Emergency use authorization is granted during public health emergencies to medical countermeasures such as vaccines, and requires rigorous testing and testing similar to full approval. Full approval has been granted to the Pfizer vaccine for use in people 16 years of age and older in June.
Many parents have been hesitant to use the COVID-19 vaccine in children, including those 12 years and older who have been eligible for the vaccine since May.
As of this week, 38% of Santa Barbara County residents aged 12 to 15, or about 8,500 young people, have not received a single dose of the COVID-19 vaccine, making it the age group with the lowest vaccination rates, according to county public health data.
COVID-19 affects children less often than adults but can still cause serious illness, According to the CDC. So far, Santa Barbara County public health officials have confirmed more than 5,300 cases of COVID-19 in young people aged 0 to 17, representing about 12% of all cases in the county.

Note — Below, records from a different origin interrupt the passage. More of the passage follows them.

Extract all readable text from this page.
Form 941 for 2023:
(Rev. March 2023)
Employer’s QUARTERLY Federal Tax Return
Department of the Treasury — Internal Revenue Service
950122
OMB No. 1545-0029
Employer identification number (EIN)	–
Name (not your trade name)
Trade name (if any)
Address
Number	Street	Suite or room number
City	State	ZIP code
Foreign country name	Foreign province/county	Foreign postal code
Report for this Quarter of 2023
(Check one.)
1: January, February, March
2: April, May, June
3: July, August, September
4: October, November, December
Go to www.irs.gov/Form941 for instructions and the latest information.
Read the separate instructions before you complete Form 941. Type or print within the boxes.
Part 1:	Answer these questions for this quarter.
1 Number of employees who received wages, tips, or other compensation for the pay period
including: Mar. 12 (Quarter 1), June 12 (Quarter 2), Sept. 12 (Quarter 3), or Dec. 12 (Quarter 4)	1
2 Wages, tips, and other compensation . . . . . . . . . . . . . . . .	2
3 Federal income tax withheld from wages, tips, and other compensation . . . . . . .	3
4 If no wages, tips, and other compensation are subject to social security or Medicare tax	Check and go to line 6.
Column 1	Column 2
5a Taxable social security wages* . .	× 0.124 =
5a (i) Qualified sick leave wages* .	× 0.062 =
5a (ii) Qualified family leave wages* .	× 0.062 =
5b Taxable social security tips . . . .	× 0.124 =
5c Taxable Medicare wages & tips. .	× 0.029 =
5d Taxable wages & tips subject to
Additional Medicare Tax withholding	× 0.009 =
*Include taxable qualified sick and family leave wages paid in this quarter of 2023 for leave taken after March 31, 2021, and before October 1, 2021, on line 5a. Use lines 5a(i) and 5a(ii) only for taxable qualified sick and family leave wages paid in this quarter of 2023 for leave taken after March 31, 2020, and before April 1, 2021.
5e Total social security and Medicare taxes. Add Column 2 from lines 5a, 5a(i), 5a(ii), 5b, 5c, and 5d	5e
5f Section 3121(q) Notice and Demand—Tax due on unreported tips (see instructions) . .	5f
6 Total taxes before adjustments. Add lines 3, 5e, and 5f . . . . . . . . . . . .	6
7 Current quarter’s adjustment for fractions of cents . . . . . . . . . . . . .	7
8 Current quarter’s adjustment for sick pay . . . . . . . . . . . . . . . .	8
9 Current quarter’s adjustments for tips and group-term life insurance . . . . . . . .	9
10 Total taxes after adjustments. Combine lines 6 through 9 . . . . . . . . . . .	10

Many parents have also expressed concerns about the state’s plans to require COVID-19 vaccines for all children attending K-12 schools, although this requirement is unlikely to go into effect before the end. spring or fall 2022.
Eligible residents are encouraged to get the COVID-19 vaccine to prevent serious illness and death from the virus, and parents are encouraged to speak with their family doctor if they have any concerns about the vaccine.
The vaccine is free and available regardless of the status of the documentation, and health insurance is not required.
To find a walk-in clinic or an appointment nearby, visit myturn.ca.gov.